Update: An arrest has been made in what is has become a homicide investigation.

The Queen Ain't Dead
2006-11-03 22:07
by Jon Weisman

For as long as is relevant, the most memorable portrayal of Queen Elizabeth I had ever seen was Scott Thompson's. And who could ever deny his exquisite commitment to the part?

But tonight, I'm crowning Helen Mirren as the QE to end all QEs for her work in The Queen. Mirren is the frontrunner for the next Best Actress Oscar, and now I can see why. Playing someone known to the public as perhaps the definition of wooden, Mirren brings it all: pride, stubborness, confusion, humanity and heartbreak. Like the best performers, she absolutely loses herself in the part. It's a performance so strong, I truly expect it will affect the legacy of the Queen and the monarchy for years to come.

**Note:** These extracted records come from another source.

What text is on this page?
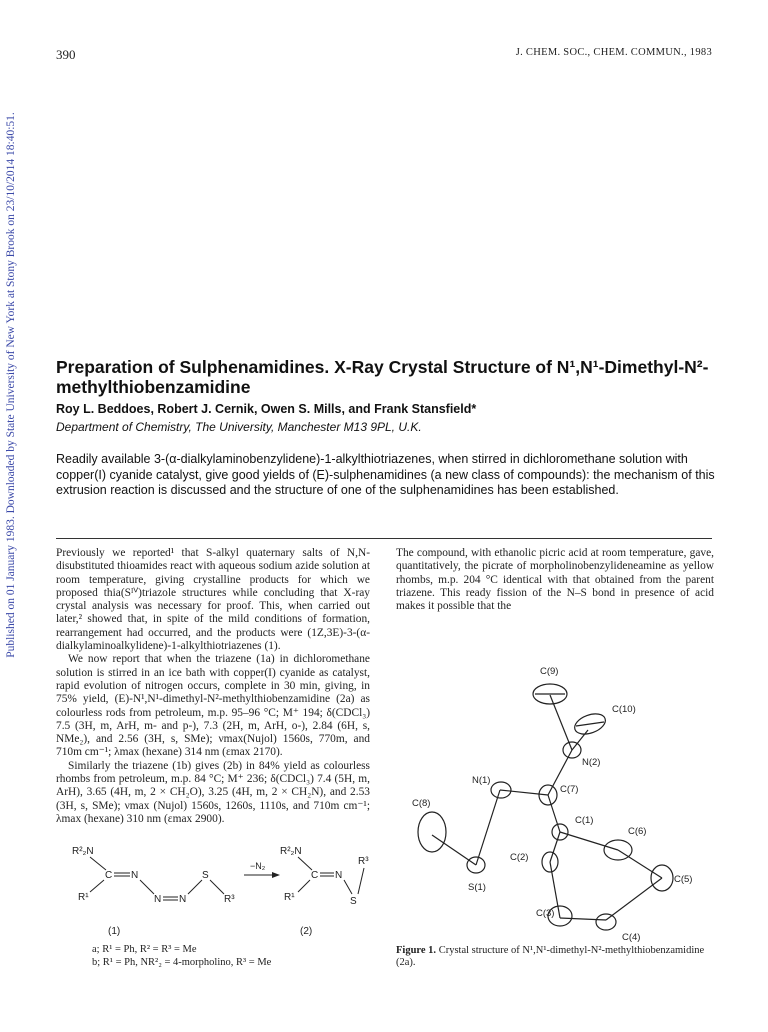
Published on 01 January 1983. Downloaded by State University of New York at Stony Brook on 23/10/2014 18:40:51.
390	J. CHEM. SOC., CHEM. COMMUN., 1983
Preparation of Sulphenamidines. X-Ray Crystal Structure of N¹,N¹-Dimethyl-N²-methylthiobenzamidine
Roy L. Beddoes, Robert J. Cernik, Owen S. Mills, and Frank Stansfield*
Department of Chemistry, The University, Manchester M13 9PL, U.K.
Readily available 3-(α-dialkylaminobenzylidene)-1-alkylthiotriazenes, when stirred in dichloromethane solution with copper(I) cyanide catalyst, give good yields of (E)-sulphenamidines (a new class of compounds): the mechanism of this extrusion reaction is discussed and the structure of one of the sulphenamidines has been established.

Previously we reported¹ that S-alkyl quaternary salts of N,N-disubstituted thioamides react with aqueous sodium azide solution at room temperature, giving crystalline products for which we proposed thia(Sᴵⱽ)triazole structures while concluding that X-ray crystal analysis was necessary for proof. This, when carried out later,² showed that, in spite of the mild conditions of formation, rearrangement had occurred, and the products were (1Z,3E)-3-(α-dialkylaminoalkylidene)-1-alkylthiotriazenes (1).

We now report that when the triazene (1a) in dichloromethane solution is stirred in an ice bath with copper(I) cyanide as catalyst, rapid evolution of nitrogen occurs, complete in 30 min, giving, in 75% yield, (E)-N¹,N¹-dimethyl-N²-methylthiobenzamidine (2a) as colourless rods from petroleum, m.p. 95–96 °C; M⁺ 194; δ(CDCl₃) 7.5 (3H, m, ArH, m- and p-), 7.3 (2H, m, ArH, o-), 2.84 (6H, s, NMe₂), and 2.56 (3H, s, SMe); νmax(Nujol) 1560s, 770m, and 710m cm⁻¹; λmax (hexane) 314 nm (εmax 2170).

Similarly the triazene (1b) gives (2b) in 84% yield as colourless rhombs from petroleum, m.p. 84 °C; M⁺ 236; δ(CDCl₃) 7.4 (5H, m, ArH), 3.65 (4H, m, 2 × CH₂O), 3.25 (4H, m, 2 × CH₂N), and 2.53 (3H, s, SMe); νmax (Nujol) 1560s, 1260s, 1110s, and 710m cm⁻¹; λmax (hexane) 310 nm (εmax 2900).

The compound, with ethanolic picric acid at room temperature, gave, quantitatively, the picrate of morpholinobenzylideneamine as yellow rhombs, m.p. 204 °C identical with that obtained from the parent triazene. This ready fission of the N–S bond in presence of acid makes it possible that the

R²₂N
C N
R¹	N N
S
R³
(1)
−N₂
R²₂N
C N
R¹	S
R³
(2)
a; R¹ = Ph, R² = R³ = Me
b; R¹ = Ph, NR²₂ = 4-morpholino, R³ = Me
C(9)
C(10)
N(2)
N(1)
C(7)
C(1)
C(6)
C(8)
C(2)
C(5)
S(1)
C(3)
C(4)
Figure 1. Crystal structure of N¹,N¹-dimethyl-N²-methylthiobenzamidine (2a).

The film itself is worthy of a Best Picture nomination, so sophisticated is it in analyzing and humanizing a subject that has practically been tabloid fodder, the death of Princess Diana and its aftermath. It moves into my top five for 2006, with The Last King of Scotland, United 93, Little Children and Little Miss Sunshine.

Though perfectly executed, and despite telling a story that was both personal and global, I don't think The Queen is as important a film as Last King, United and Little Children, so I'm putting it fourth for now. But I have no reservations about recommending it.

Eko Echoes
2006-11-03 08:59
by Jon Weisman

The Los Angeles Times and Entertainment Weekly have interviews with Adewale Akinnuoye-Agbaje and producers of Lost to discuss Mr. Eko's sudden death. Big factor: Akinnuoye-Agbaje is directing a movie that he has written about African, Asian and West Indian immigrants to the U.K., and so he was proactive in arranging his departure.

Headed Off the Cliff
2006-11-01 22:10
by Jon Weisman

So after next week's episode, as many of you know, ABC pulls Lost off the air until February, replacing it with Day Break, which through all its commercials looks like the answer to the question, "What if we decided to take the very popular movie, Groundhog Day, and remake it in the most uninspiring way possible?"

Though I might be a little wrong, there's a good chance that I'm quite sufficiently right. Now, in the Wednesday 9 p.m. timeslot, Lost has already been shedding viewers to CBS' Criminal Minds, which is fine - the core audience of Lost is sufficient to keep the cheeseburgers coming to the island. However, Day Break figures to practically beg ABC viewers to sample other programming (in addition to getting Barry Manilow stuck in my head). ABC may well be living its own recurring nightmare in the timeslot soon enough, and I am more than a little curious how the folks at the network will weather it. Maybe they, like Phil Connors, will only escape by learning to truly love all their fellow man.

As for Lost, tonight's episode intrigued me, touched me and saddened me, and not because of the ongoing realization that there just weren't enough ugly people on the doomed flight. (To think Kiele Sanchez and Rodrigo Santoro are coming off the bench - now that's a deep roster. If only Lost could figure out how to intergrate them into the flow a little better.) As an actor, Adewale Akinnuoye-Agbaje has my ever-loving heart. The guy is just a hammer.